The Lean Privacy Startup

(Editor’s Note: The following is a guest blog post from Tomás Touceda, Privacy Officer at SpiderOak)

I’ve had this subject in my head for quite some time now. Especially these past few months when privacy products are appearing left and right.

When is an approach lean and when does it stop being that way?

The lean approach to entrepreneurship basically means you do the least amount of things in order to see whether an idea would work. The goal is to not waste a lot of time doing what won’t give any returns.

Test frequently, quit bad paths as early as possible. I’m a newbie in this area however, so one of the questions I have is: when does an approach stop being lean?

This may have really easy answers for a lot of different products but things are quite different in the privacy field.

Does going at something the lean way mean not protecting things as much as you need? Doing secure software takes quite a bit of time. It’s not an ‘Oh, by the way, would you throw in some privacy?’ kind of thing.

So, what do you do? Do you prototype something with a nice UI, add a padlock icon somewhere and say ‘it’s completely secure and private’? Perhaps upon seeing if you get users, then you add the real security?

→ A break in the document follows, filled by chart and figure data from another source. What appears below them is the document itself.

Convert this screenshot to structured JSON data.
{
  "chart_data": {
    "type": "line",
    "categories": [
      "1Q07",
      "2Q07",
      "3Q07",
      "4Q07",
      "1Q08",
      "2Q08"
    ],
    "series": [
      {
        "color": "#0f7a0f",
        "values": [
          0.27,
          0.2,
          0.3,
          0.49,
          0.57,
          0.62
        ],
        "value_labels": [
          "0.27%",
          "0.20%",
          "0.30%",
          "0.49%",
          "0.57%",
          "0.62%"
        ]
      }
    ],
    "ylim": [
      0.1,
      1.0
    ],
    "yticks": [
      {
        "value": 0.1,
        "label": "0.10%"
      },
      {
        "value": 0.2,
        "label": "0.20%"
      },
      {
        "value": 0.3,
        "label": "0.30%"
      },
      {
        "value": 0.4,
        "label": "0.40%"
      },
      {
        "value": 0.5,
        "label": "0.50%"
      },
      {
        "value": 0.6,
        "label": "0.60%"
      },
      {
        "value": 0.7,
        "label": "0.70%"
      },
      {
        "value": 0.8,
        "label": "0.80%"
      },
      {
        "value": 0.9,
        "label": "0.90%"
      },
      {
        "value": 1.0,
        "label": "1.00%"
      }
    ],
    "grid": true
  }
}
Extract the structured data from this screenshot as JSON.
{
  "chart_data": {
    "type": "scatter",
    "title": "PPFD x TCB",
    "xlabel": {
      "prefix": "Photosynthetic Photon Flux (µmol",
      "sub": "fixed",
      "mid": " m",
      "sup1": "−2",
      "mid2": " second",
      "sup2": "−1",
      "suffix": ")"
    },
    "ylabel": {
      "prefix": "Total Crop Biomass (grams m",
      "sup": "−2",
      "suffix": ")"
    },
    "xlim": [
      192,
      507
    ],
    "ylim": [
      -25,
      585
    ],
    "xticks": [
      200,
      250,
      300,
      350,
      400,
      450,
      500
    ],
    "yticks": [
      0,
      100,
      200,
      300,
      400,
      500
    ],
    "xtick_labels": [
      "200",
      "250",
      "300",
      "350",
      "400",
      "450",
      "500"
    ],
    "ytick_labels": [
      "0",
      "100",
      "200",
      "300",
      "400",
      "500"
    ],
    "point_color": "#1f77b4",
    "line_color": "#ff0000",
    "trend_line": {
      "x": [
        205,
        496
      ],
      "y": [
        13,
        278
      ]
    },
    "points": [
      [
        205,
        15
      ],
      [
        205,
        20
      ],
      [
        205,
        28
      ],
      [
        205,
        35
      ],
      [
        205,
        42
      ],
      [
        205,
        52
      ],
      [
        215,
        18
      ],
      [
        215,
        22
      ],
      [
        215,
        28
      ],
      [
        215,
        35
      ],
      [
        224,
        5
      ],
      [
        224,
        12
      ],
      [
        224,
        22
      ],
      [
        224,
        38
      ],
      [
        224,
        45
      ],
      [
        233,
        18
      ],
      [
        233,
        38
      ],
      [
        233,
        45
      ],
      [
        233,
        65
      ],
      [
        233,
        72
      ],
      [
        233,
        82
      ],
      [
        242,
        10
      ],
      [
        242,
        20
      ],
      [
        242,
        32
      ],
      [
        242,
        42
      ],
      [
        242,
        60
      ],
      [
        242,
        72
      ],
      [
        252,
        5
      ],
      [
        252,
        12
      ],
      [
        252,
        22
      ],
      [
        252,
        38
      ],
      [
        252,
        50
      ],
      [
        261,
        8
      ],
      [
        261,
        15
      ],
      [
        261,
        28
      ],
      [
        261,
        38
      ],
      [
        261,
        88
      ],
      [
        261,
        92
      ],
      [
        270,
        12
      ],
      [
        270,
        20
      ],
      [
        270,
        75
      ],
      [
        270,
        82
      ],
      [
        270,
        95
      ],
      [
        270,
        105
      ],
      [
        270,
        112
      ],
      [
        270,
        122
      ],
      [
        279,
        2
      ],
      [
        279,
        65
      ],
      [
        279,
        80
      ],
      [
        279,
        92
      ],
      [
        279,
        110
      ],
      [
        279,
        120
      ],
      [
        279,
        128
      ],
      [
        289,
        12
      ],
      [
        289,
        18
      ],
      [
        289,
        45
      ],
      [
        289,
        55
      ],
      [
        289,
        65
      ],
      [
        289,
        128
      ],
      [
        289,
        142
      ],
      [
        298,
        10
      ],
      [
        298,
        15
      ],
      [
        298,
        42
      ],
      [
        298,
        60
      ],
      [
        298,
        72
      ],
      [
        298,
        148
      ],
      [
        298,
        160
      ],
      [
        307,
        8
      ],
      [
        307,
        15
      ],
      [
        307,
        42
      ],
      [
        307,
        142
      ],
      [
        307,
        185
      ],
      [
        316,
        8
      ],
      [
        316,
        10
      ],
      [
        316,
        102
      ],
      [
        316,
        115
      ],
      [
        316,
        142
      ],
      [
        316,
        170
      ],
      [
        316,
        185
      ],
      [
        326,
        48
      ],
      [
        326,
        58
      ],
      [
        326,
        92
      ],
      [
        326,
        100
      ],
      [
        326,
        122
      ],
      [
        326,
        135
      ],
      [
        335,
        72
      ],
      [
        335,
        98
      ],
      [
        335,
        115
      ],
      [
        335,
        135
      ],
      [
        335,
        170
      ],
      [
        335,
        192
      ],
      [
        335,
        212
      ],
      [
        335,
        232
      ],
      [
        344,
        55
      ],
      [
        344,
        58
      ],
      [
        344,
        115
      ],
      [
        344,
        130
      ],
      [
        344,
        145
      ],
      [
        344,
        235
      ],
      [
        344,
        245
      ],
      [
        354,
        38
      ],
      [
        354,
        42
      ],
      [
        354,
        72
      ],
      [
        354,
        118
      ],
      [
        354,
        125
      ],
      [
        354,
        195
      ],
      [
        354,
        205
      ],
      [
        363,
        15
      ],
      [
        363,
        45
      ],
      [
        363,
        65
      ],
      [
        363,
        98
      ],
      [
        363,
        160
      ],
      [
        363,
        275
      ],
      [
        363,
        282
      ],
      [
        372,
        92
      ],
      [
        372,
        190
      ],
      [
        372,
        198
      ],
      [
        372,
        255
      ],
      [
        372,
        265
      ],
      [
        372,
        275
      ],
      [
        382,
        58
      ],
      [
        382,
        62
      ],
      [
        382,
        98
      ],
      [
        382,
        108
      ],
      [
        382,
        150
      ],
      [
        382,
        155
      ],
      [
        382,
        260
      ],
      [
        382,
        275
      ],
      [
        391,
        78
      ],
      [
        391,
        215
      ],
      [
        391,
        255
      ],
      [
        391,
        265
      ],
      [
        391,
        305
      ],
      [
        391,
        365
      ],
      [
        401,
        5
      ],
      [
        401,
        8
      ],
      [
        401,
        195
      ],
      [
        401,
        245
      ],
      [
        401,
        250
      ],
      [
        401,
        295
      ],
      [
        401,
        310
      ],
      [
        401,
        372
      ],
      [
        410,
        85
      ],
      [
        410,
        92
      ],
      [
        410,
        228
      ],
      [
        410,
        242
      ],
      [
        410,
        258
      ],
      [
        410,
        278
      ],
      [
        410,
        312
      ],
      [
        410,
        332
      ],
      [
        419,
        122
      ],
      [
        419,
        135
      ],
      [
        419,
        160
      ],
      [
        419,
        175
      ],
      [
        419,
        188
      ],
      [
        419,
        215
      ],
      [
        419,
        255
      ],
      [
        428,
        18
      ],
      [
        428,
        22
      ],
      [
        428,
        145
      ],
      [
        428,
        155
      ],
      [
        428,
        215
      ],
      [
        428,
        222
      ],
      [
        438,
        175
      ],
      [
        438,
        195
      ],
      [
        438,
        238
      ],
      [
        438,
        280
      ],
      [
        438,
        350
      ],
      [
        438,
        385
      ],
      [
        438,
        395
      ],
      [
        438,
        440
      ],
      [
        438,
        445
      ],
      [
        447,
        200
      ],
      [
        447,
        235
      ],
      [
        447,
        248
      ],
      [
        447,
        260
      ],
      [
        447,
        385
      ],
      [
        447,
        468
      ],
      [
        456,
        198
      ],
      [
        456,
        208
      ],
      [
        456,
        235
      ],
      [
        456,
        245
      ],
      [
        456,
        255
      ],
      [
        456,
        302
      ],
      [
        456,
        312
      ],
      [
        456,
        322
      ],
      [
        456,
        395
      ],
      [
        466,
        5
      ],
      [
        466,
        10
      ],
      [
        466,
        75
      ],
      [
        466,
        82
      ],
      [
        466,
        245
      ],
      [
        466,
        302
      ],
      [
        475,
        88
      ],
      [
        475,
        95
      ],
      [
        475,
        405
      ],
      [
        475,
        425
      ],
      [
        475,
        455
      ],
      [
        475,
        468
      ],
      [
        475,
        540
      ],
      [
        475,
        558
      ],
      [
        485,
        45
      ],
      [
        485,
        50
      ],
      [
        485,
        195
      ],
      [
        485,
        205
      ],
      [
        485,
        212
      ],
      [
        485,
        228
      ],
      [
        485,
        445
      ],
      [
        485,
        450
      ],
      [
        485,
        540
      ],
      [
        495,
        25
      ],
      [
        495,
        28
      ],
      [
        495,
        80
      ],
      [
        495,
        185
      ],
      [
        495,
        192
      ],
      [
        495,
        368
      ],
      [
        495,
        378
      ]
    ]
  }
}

In some situations you may argue that is an okay approach. But what kind of user did you have in that insecure lean approach? Activist? Journalists in complex political situations? You might have gotten some people killed.

So what? You test with users who aren’t really the target of your system? That might be a good ethical compromise, because you don’t want to get people into dangerous situations because they are using your new privacy product. If you do that though, how on earth are you going to polish your system to accommodate your real users?

What’s the right balance?

When is something privacy-preserving?

Then we move to this problem: when can something be called ‘privacy-preserving’?

A lot… a lot of new systems call themselves privacy-preserving. But it looks like it’s a tag that is added quite lightly.

What are the minimum requirements for a system to be able to say that it protects your privacy? Nobody has defined this, and it makes sense in a way because it depends on each system’s threat model, but most don’t even have a threat model!

Privacy can be compared to a characteristic such as stability. Any system can say ‘We provide stability’, and that will be true until the system goes down and suddenly the company behind it was lying because it turned out to be not that stable.

Privacy works in the same way, anybody can say ‘We protect your privacy’, and that will remain true until a user realizes their information is somehow outside of this system when it shouldn’t be. So how do we make sure something is truly private?

Stability can be regained by improving the system. Privacy, once breached, can’t be regained that easily or at all.

Growth hacking for privacy products

How does this story sound:

• Company A launches privacy-preserving product but it turns out its security is questionable at best. The user interface looks really nice though.
• Security experts call it out for these problems.
• Company A says ‘If you can break it under these constraints, then we’ll accept our system is not secure’.
• Security experts explain why those constraints aren’t reasonable. Nobody wins the challenge even if the system used known insecure techniques.
• Journalists pick up the challenge, call the system NSA-proof, and make a big fuss about it.
• Company A gets millions of users.

Sounds neat from the startup perspective, right? It actually happened. The security of the product is still questionable at best but nobody cares.

Growth hacking everybody!

And this “technique” has been repeated with incredible success. Everybody wants to make millions in revenue, but at what cost?

We need to figure all this out

I’ve written more questions than answers here, and that’s not by chance. We really do have more question marks than big definitive answers. We need that to change though and we need to figure this whole privacy startup thing out before it comes back to bite us.

Real security is boring, I won’t lie. Therefore it’s no surprise it hasn’t gone viral. How can we change that? How can we make high security and privacy the basic requirement for everything?

Privacy by default, real privacy. That’s the only way. Now we need to figure out how to get there in a way that is financially viable.